Most unbranded owners, many of whom are more tech-savvy than the average user, fully expected to be at the front of the queue in receiving the update; often a key reason for purchasing a phone at full retail price, rather than through a long contract. Unfortunately this is only where the story begins. Currently, we are three weeks on from the original release date and the grumblings on tech forums are growing somewhat more vociferous
While Samsung will probably not admit it, the general consensus is that the update was rushed out to certain markets which then went on to experience bugs and technical problems as a result of the update. While the odd bug is to be expected, it seems that users might have experienced one bug too many and Samsung took the decision to postpone the roll-out until they were ironed out.
What makes this update so important is that the Samsung Galaxy S2 is the top selling Android smartphone to have been produced so far. The Galaxy S2 and the iPhone 4S have been leapfrogging each other for months in terms of sales volumes and the phone is a hugely important phone, not only for Samsung, but for Android itself. What makes the situation worse is that Samsung have been eerily quiet about the delays to the ICS rollout.

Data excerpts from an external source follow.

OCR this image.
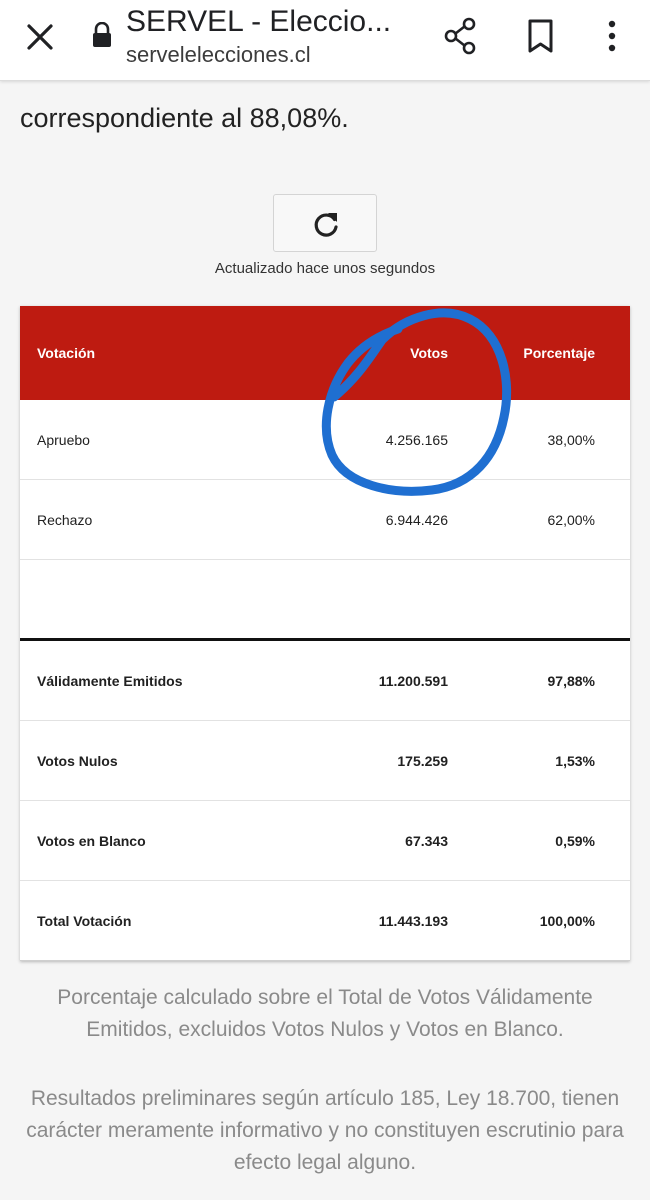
SERVEL - Eleccio...
servelelecciones.cl
correspondiente al 88,08%.
Actualizado hace unos segundos
Votación	Votos	Porcentaje
Apruebo	4.256.165	38,00%
Rechazo	6.944.426	62,00%
Válidamente Emitidos	11.200.591	97,88%
Votos Nulos	175.259	1,53%
Votos en Blanco	67.343	0,59%
Total Votación	11.443.193	100,00%
Porcentaje calculado sobre el Total de Votos Válidamente Emitidos, excluidos Votos Nulos y Votos en Blanco.
Resultados preliminares según artículo 185, Ley 18.700, tienen carácter meramente informativo y no constituyen escrutinio para efecto legal alguno.
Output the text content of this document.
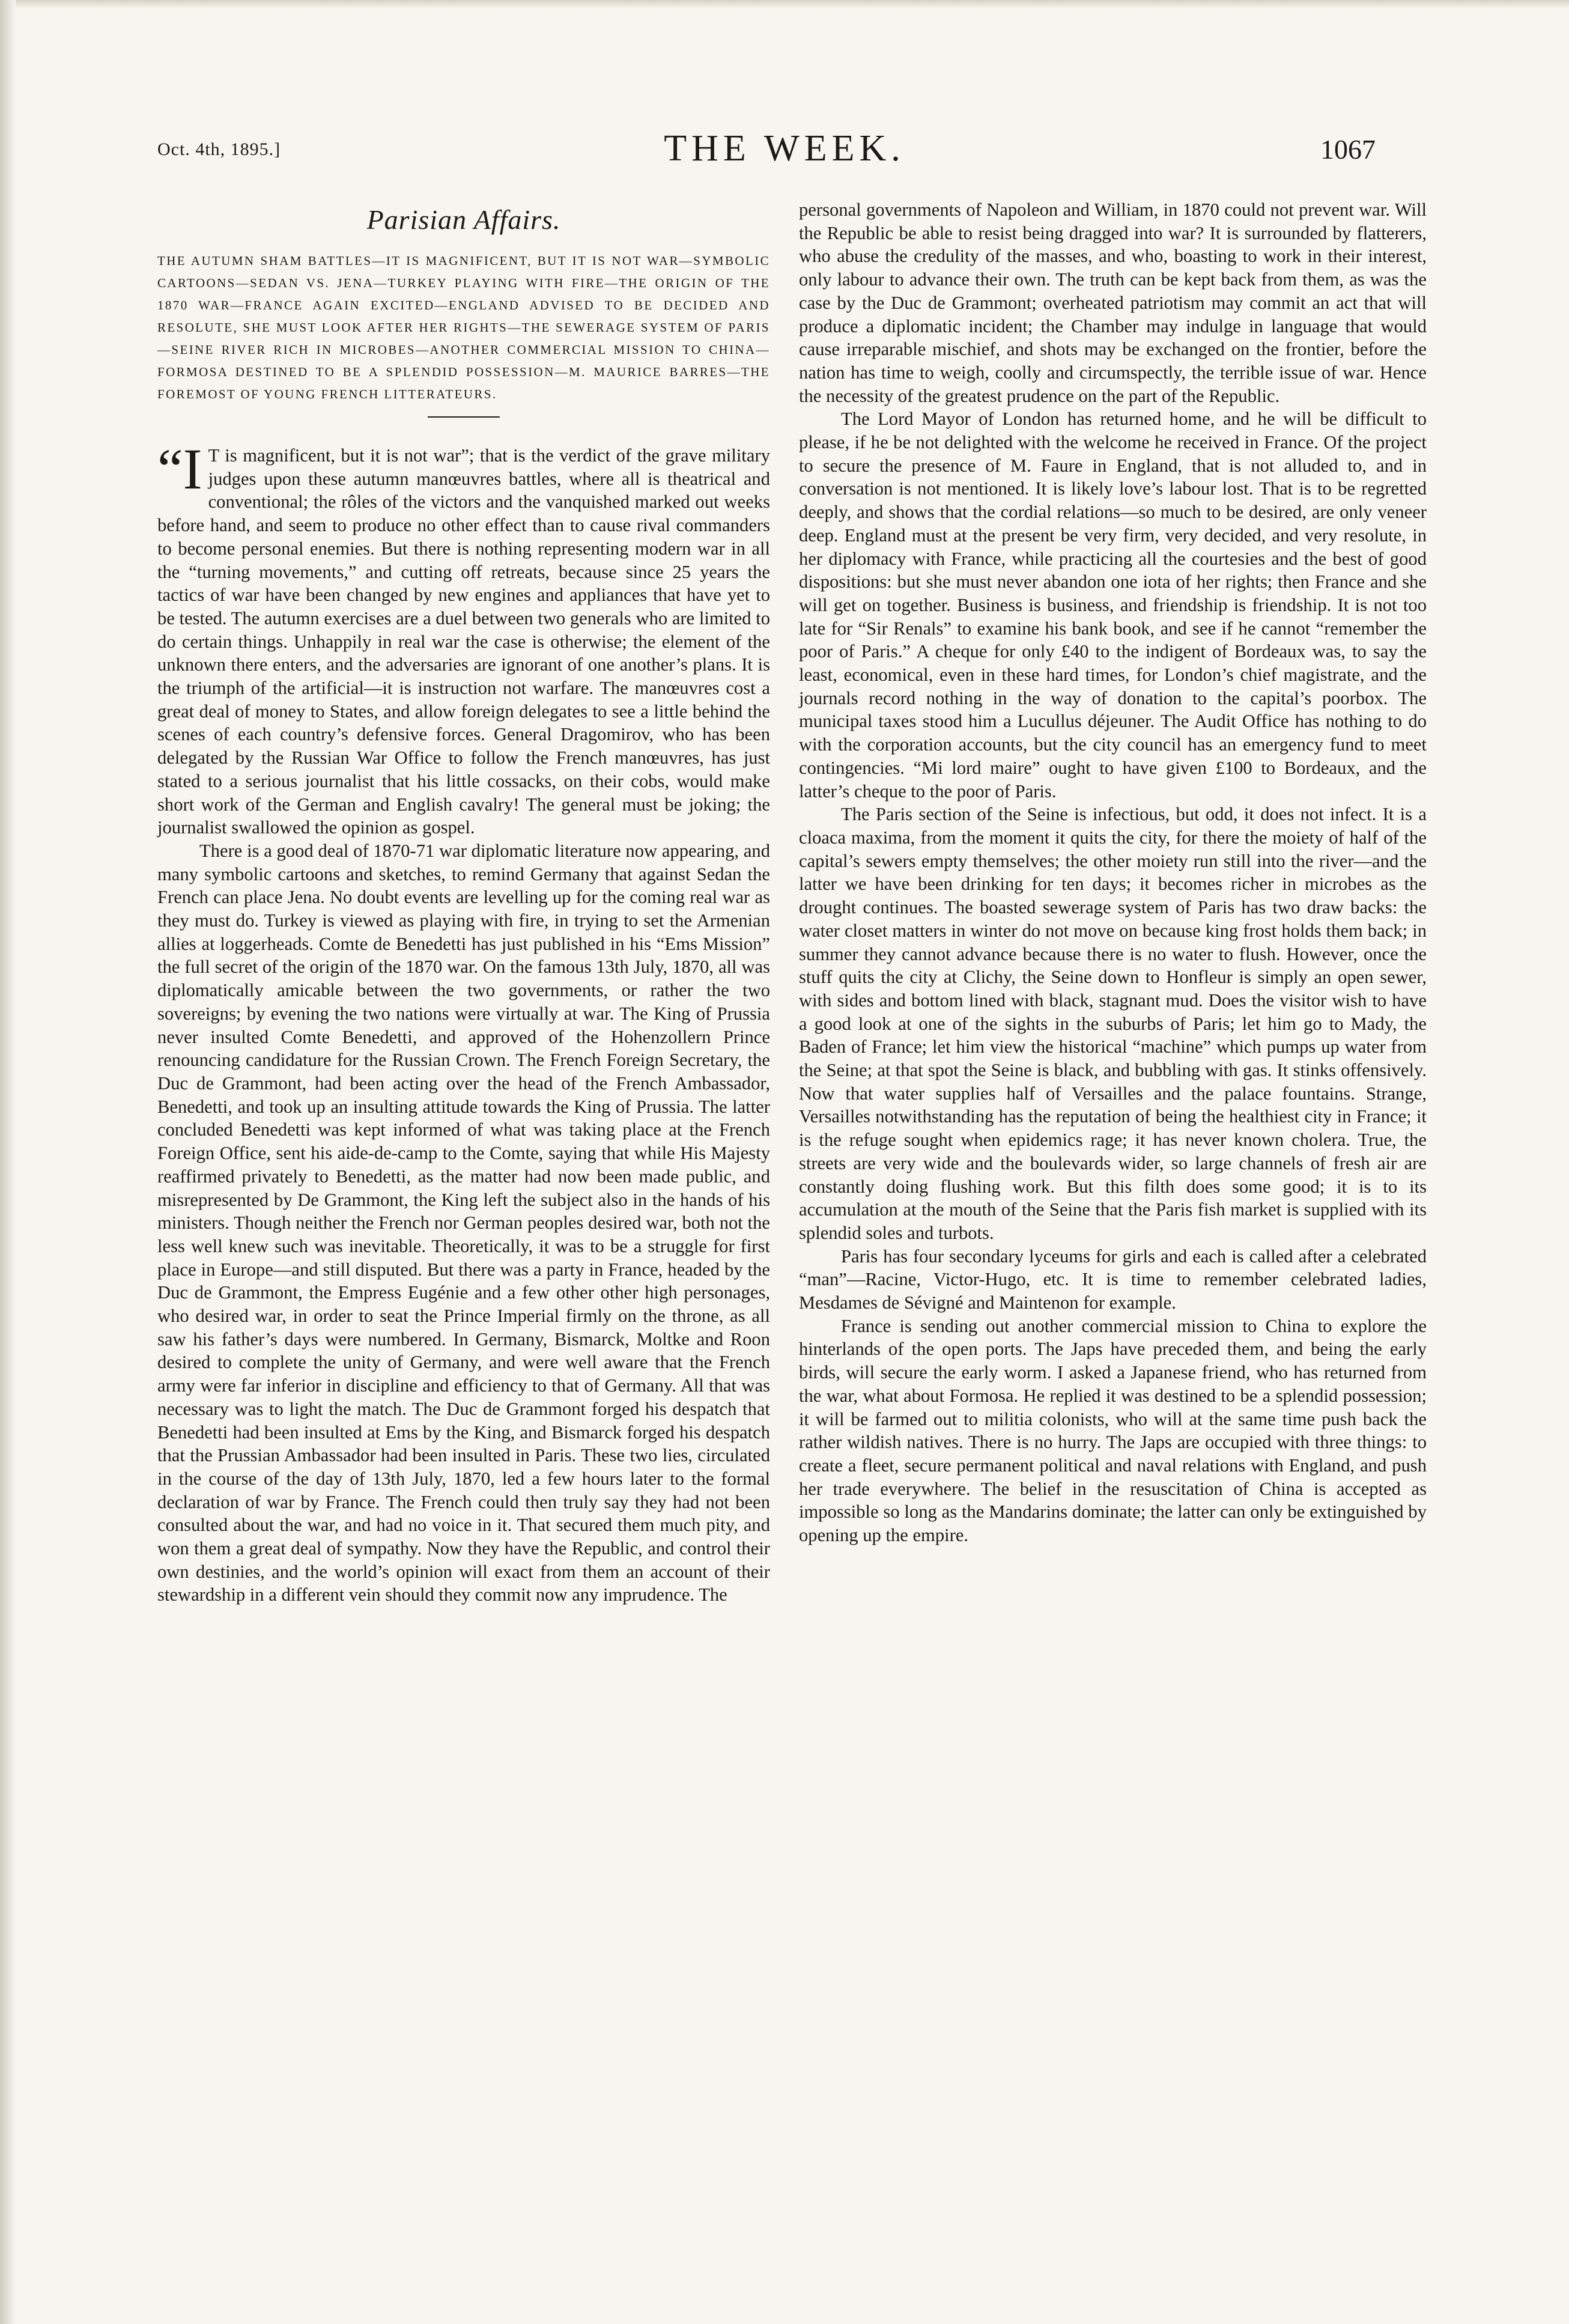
Oct. 4th, 1895.]	THE WEEK.	1067
Parisian Affairs.
THE AUTUMN SHAM BATTLES—IT IS MAGNIFICENT, BUT IT IS NOT WAR—SYMBOLIC CARTOONS—SEDAN VS. JENA—TURKEY PLAYING WITH FIRE—THE ORIGIN OF THE 1870 WAR—FRANCE AGAIN EXCITED—ENGLAND ADVISED TO BE DECIDED AND RESOLUTE, SHE MUST LOOK AFTER HER RIGHTS—THE SEWERAGE SYSTEM OF PARIS—SEINE RIVER RICH IN MICROBES—ANOTHER COMMERCIAL MISSION TO CHINA—FORMOSA DESTINED TO BE A SPLENDID POSSESSION—M. MAURICE BARRES—THE FOREMOST OF YOUNG FRENCH LITTERATEURS.

“I T is magnificent, but it is not war”; that is the verdict of the grave military judges upon these autumn manœuvres battles, where all is theatrical and conventional; the rôles of the victors and the vanquished marked out weeks before hand, and seem to produce no other effect than to cause rival commanders to become personal enemies. But there is nothing representing modern war in all the “turning movements,” and cutting off retreats, because since 25 years the tactics of war have been changed by new engines and appliances that have yet to be tested. The autumn exercises are a duel between two generals who are limited to do certain things. Unhappily in real war the case is otherwise; the element of the unknown there enters, and the adversaries are ignorant of one another’s plans. It is the triumph of the artificial—it is instruction not warfare. The manœuvres cost a great deal of money to States, and allow foreign delegates to see a little behind the scenes of each country’s defensive forces. General Dragomirov, who has been delegated by the Russian War Office to follow the French manœuvres, has just stated to a serious journalist that his little cossacks, on their cobs, would make short work of the German and English cavalry! The general must be joking; the journalist swallowed the opinion as gospel.

There is a good deal of 1870-71 war diplomatic literature now appearing, and many symbolic cartoons and sketches, to remind Germany that against Sedan the French can place Jena. No doubt events are levelling up for the coming real war as they must do. Turkey is viewed as playing with fire, in trying to set the Armenian allies at loggerheads. Comte de Benedetti has just published in his “Ems Mission” the full secret of the origin of the 1870 war. On the famous 13th July, 1870, all was diplomatically amicable between the two governments, or rather the two sovereigns; by evening the two nations were virtually at war. The King of Prussia never insulted Comte Benedetti, and approved of the Hohenzollern Prince renouncing candidature for the Russian Crown. The French Foreign Secretary, the Duc de Grammont, had been acting over the head of the French Ambassador, Benedetti, and took up an insulting attitude towards the King of Prussia. The latter concluded Benedetti was kept informed of what was taking place at the French Foreign Office, sent his aide-de-camp to the Comte, saying that while His Majesty reaffirmed privately to Benedetti, as the matter had now been made public, and misrepresented by De Grammont, the King left the subject also in the hands of his ministers. Though neither the French nor German peoples desired war, both not the less well knew such was inevitable. Theoretically, it was to be a struggle for first place in Europe—and still disputed. But there was a party in France, headed by the Duc de Grammont, the Empress Eugénie and a few other other high personages, who desired war, in order to seat the Prince Imperial firmly on the throne, as all saw his father’s days were numbered. In Germany, Bismarck, Moltke and Roon desired to complete the unity of Germany, and were well aware that the French army were far inferior in discipline and efficiency to that of Germany. All that was necessary was to light the match. The Duc de Grammont forged his despatch that Benedetti had been insulted at Ems by the King, and Bismarck forged his despatch that the Prussian Ambassador had been insulted in Paris. These two lies, circulated in the course of the day of 13th July, 1870, led a few hours later to the formal declaration of war by France. The French could then truly say they had not been consulted about the war, and had no voice in it. That secured them much pity, and won them a great deal of sympathy. Now they have the Republic, and control their own destinies, and the world’s opinion will exact from them an account of their stewardship in a different vein should they commit now any imprudence. The

personal governments of Napoleon and William, in 1870 could not prevent war. Will the Republic be able to resist being dragged into war? It is surrounded by flatterers, who abuse the credulity of the masses, and who, boasting to work in their interest, only labour to advance their own. The truth can be kept back from them, as was the case by the Duc de Grammont; overheated patriotism may commit an act that will produce a diplomatic incident; the Chamber may indulge in language that would cause irreparable mischief, and shots may be exchanged on the frontier, before the nation has time to weigh, coolly and circumspectly, the terrible issue of war. Hence the necessity of the greatest prudence on the part of the Republic.

The Lord Mayor of London has returned home, and he will be difficult to please, if he be not delighted with the welcome he received in France. Of the project to secure the presence of M. Faure in England, that is not alluded to, and in conversation is not mentioned. It is likely love’s labour lost. That is to be regretted deeply, and shows that the cordial relations—so much to be desired, are only veneer deep. England must at the present be very firm, very decided, and very resolute, in her diplomacy with France, while practicing all the courtesies and the best of good dispositions: but she must never abandon one iota of her rights; then France and she will get on together. Business is business, and friendship is friendship. It is not too late for “Sir Renals” to examine his bank book, and see if he cannot “remember the poor of Paris.” A cheque for only £40 to the indigent of Bordeaux was, to say the least, economical, even in these hard times, for London’s chief magistrate, and the journals record nothing in the way of donation to the capital’s poorbox. The municipal taxes stood him a Lucullus déjeuner. The Audit Office has nothing to do with the corporation accounts, but the city council has an emergency fund to meet contingencies. “Mi lord maire” ought to have given £100 to Bordeaux, and the latter’s cheque to the poor of Paris.

The Paris section of the Seine is infectious, but odd, it does not infect. It is a cloaca maxima, from the moment it quits the city, for there the moiety of half of the capital’s sewers empty themselves; the other moiety run still into the river—and the latter we have been drinking for ten days; it becomes richer in microbes as the drought continues. The boasted sewerage system of Paris has two draw backs: the water closet matters in winter do not move on because king frost holds them back; in summer they cannot advance because there is no water to flush. However, once the stuff quits the city at Clichy, the Seine down to Honfleur is simply an open sewer, with sides and bottom lined with black, stagnant mud. Does the visitor wish to have a good look at one of the sights in the suburbs of Paris; let him go to Mady, the Baden of France; let him view the historical “machine” which pumps up water from the Seine; at that spot the Seine is black, and bubbling with gas. It stinks offensively. Now that water supplies half of Versailles and the palace fountains. Strange, Versailles notwithstanding has the reputation of being the healthiest city in France; it is the refuge sought when epidemics rage; it has never known cholera. True, the streets are very wide and the boulevards wider, so large channels of fresh air are constantly doing flushing work. But this filth does some good; it is to its accumulation at the mouth of the Seine that the Paris fish market is supplied with its splendid soles and turbots.

Paris has four secondary lyceums for girls and each is called after a celebrated “man”—Racine, Victor-Hugo, etc. It is time to remember celebrated ladies, Mesdames de Sévigné and Maintenon for example.

France is sending out another commercial mission to China to explore the hinterlands of the open ports. The Japs have preceded them, and being the early birds, will secure the early worm. I asked a Japanese friend, who has returned from the war, what about Formosa. He replied it was destined to be a splendid possession; it will be farmed out to militia colonists, who will at the same time push back the rather wildish natives. There is no hurry. The Japs are occupied with three things: to create a fleet, secure permanent political and naval relations with England, and push her trade everywhere. The belief in the resuscitation of China is accepted as impossible so long as the Mandarins dominate; the latter can only be extinguished by opening up the empire.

That was until last week however. According to an exclusive CNET UK interview, Samsung explained that they had stalled the rollout to let some networks test the update to be sure the software will work on whatever network you are on. Unfortunately for SIM-free / unbranded owners, Samsung have also taken the decision to provide the update only once they have “…all of the operator pieces on board". While this may irk many unbranded owners, the consolation will be that at least when the update finally arrives, it should be in a complete and working form.
While Samsung is under no obligation to keep users updated as to their time-frames, and decisions, the Korean tech giant have held their hands up and admitted a lack of communication throughout the rollout process. Vice President of Samsung Telecommunications and Networks for Samsung UK, Simon Stanford, went as far as admitting: “The communication itself can be managed a bit better next time", going on to say “we work very closely on to try and make sure we get it absolutely bang on so we apologise to anyone — we really apologise to anyone — who has been disappointed by this".
Samsung has emerged as second only to Apple in the smartphone wars and let’s hope that in future their PR department takes such rollouts more seriously. In this age of social media, instant reporting, consumer awareness, tight handset release cycles and the cutthroat world that the manufacturers inhabit, there is no excuse for poor communication. While customer loyalty is being eroded in many areas of consumer society, there still exists a significant loyalty factor for smartphone owners and Samsung should take heed of this.
In the meantime, for the millions of Samsung Galaxy S2 owners, let’s hope Ice Cream Sandwich isn’t too far away.